Mexico City - Childcare and Baby-sitting
Try to talk to other parents and ask for child-care facility references.
If you have found a child-care facility that satisfies you, we would like to know about it.
If you choose to work or for any reason, you need child care services several times a week. Maybe you have a domestic employee or else you should look for a "guarderia", which is Spanish for "child care facilty"
Child Care Facility (guarderia)
In Mexico, each facility has its own programs, along with advantages and disadvantages. Small facilities will provide a more intimate and personalized environment for your child. However, it could be possible that children from different age groups be kept together most of the time, thus leaving little space for age-appropriate activities for your child. In a facility where age-appropriate activities are not clearly organized, children could spend a long time watching television.
Most small child-care facilities are not regulated by the government, so there may or may not be rules as to when to send a sick child home. It may ultimately depend on the mother's judgement whether the sick child stays home or attends child care. This also means the risk of contagion could be higher for your child at this facility.
The application of many other hygiene rules is more difficult to assess in facilities not regulated by the government.
Larger facilities include a big number of children, and therefore, programs are wider and more varied. Children in diapers are kept apart from potty-trained children, which makes for a healthier environment.
Activities in larger facilities tend to be more structured, and television is generally limited. These facilities are more closely regulated by the state government. Hygiene rules are more strictly enforced: they are required to have a separate diaper-changing station with sink, water, and soap. Many of these centers divide responsibilities in different areas, so that, for example, workers that prepare food are never in contact with children in diapers. It is probable that these facilities have clear rules to prevent sick children from attending the facility, even in the case of a slight cold.
The experience of having domestic help could be new to you, and you might really enjoy it. But it has its challenges, specially when it comes to trusting your children to your household employee. Your concerns will hopefully be outweighed by the advantages of having someone who keeps your house clean, your telephone answered, your pets cleaned after, and your kids looked after when you need to go out.

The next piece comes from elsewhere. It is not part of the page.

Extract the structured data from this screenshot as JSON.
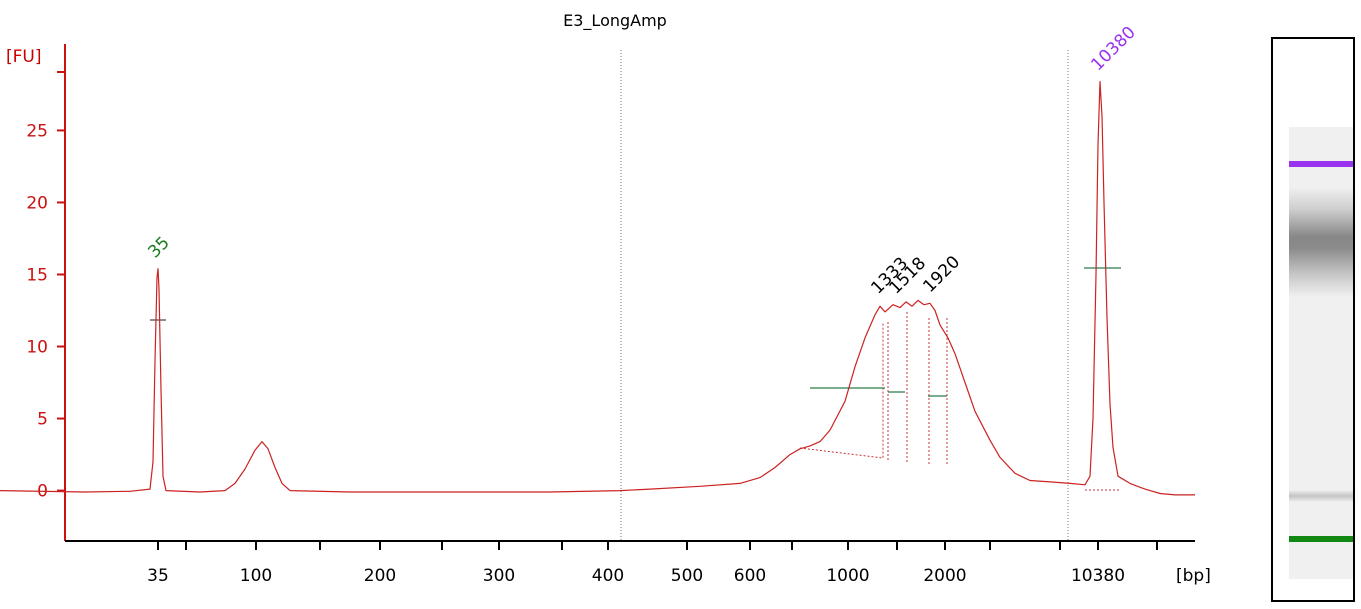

Most maids, chauffers and gardeners arrive households via recommendations. If your new house in Mexico happens to have been occupied by an expatriate family moving to another country, you could get lucky and 'inherit' their employees. Also, be sure to check with the Newcomers Association of Mexico City (look in the Associations section) for advice and recommendations.
Domestic employment plays a big part in the underground economy of Mexico. The working relationship between the employer (you and your spouse) and the domestic employee is very informal. Its success will depend upon many factors, specially good communication, and a balance between professionalism and cordiality.
It is best to start on a 'try-out' agreement -usually verbal- for a limited period of time, in which you and your employee will see if they feel comfortable with each other (say 1-2 months). After that period, if everything goes well, you can offer a small salary increment to show your appreciation. If any or both parties are not happy after the 'try-out', the working relationship can then be terminated without much hassle.
Usually you will find that the quality of domestic help is good and that you will have various options to choose from. However, you should know that due to the informality of the relationship, it is common to see cases in which the employee walks away from the job without any advance notice if she is not happy, often even leaving her belongings behind, which will be later fetched by a friend or relative of the former employee.
If you plan on leaving your child with a domestic employee several times a week for a fixed period of time, you need to be -needless to say- specially careful in terms of recommendation letters from former employers, address and telephone where the 'nanny' can be reached on her day off, address and telephone where a close relative can be reached, etc. Don't be surprised if a candidate tells you that he/she does not have a telephone back home. It probably is true.
When you come to live in Mexico, one of the first things you will notice is that many households have a live-in maid. Aside from helping with house-cleaning, laundry and even cooking, the maid usually baby-sits. That is, if the household doesn't have a maid to exclusively take care of the children living in it.
It won't be easy to find a student who baby-sits in her spare time, so really, there aren't many other options other than maybe, exchanging baby-sitting with a friend (you take care of mine this weekend, I will take care of yours next), or "borrowing" a friend's trusted maid for the night -that is, if your friend has not become totally dependent on her own maid by now.